Softly, he responded, "yes, but I'm not sure."

His doctor's face, filled with more concern.  "Do you want me to call your mom and talk to her about this so she knows it's really important?"

"Yeah," he said in a low voice, his eyes still locked to the floor.

For the next 2 hours, several nurses, a social worker, and others would come by.  Trying to problem solve future tardiness.  He was relying on friends for rides. His car might be up and running soon if he could find some cash. He didn't know how he was getting home. Or how he was getting to clinic the next two days. Or where he would be for the night.  It made taxi vouchers even a difficult solution.

My heart sank the way it did when I left Wil alone at the nursing home that first night.  My heart literally hurt.  My chest felt tight.  My eyes filled with tears.  A rush of emotions just flooded me. I had to turn my head away to try to recover.  

I texted Wil, trying to be discreet, trying to wrap my head around what just happened.  He hadn't heard most of the conversation.  That one sentence...of compassion from the doctor...absolutely pained me:  "Do you want me to call your mom and talk to her about this so she knows it's really important?"

How do you reconcile a potentially deathly diagnosis, and at that age, without any visible or otherwise support?

He could have been my former client or student.  He could be anyone.  He could be us.  I didn't know his whole story but no one deserves to fight alone. 

For all the "gray hairs" we encounter along the way, for the things I wish were different, all the terrifying realities, the darkness that is carried alongside hope...at that moment I felt so very lucky and blessed. 

How blessed are we?  Very blessed.  Truly, truly blessed.  There I sat, with a hand to hold that holds me back.  Uncertainties?  Sure, in every moment, but not in the one thing that matters most.  We have each other. 

Wil read my texts about the young warrior just a chair away.  With tears in his eyes now, he turned to me and said "when they say cancer changes you, it changes your perspective in everything."  

People touched by cancer have many reactions. Some want to get through it, and get on with life, not be defined by it.  Others seem to make it their life, passionate about giving back to the cancer community by a career change or advocacy. The whole spectrum is absolutely a personal journey.  

I don't know exactly where we will land along that sweeping continuum...when we are not constantly in treatment and back to thinking about other parts of life more...when our life will be a little more our own and not ruled by doctor appointments, labs, biopsies, and hospital stays each week.    

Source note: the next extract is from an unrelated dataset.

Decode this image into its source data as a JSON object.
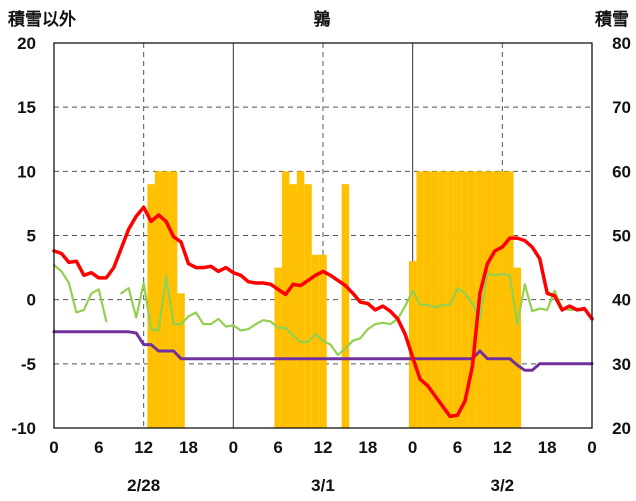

Wil and I just sat there looking at each other, wishing we could offer something more than a validating smile to that young man.  The staff is amazing and caring for him with all they have in them.  There will come a day when we have the energy and resources in more tangible ways then just an understanding nod to fellow travelers.  This I know:  We won't forget life's panoramic view here or the new community of mismatched soul mates we are forever touched by. We will find paths to pass on the love with which we have been blessed.  And we look forward to being that blessing.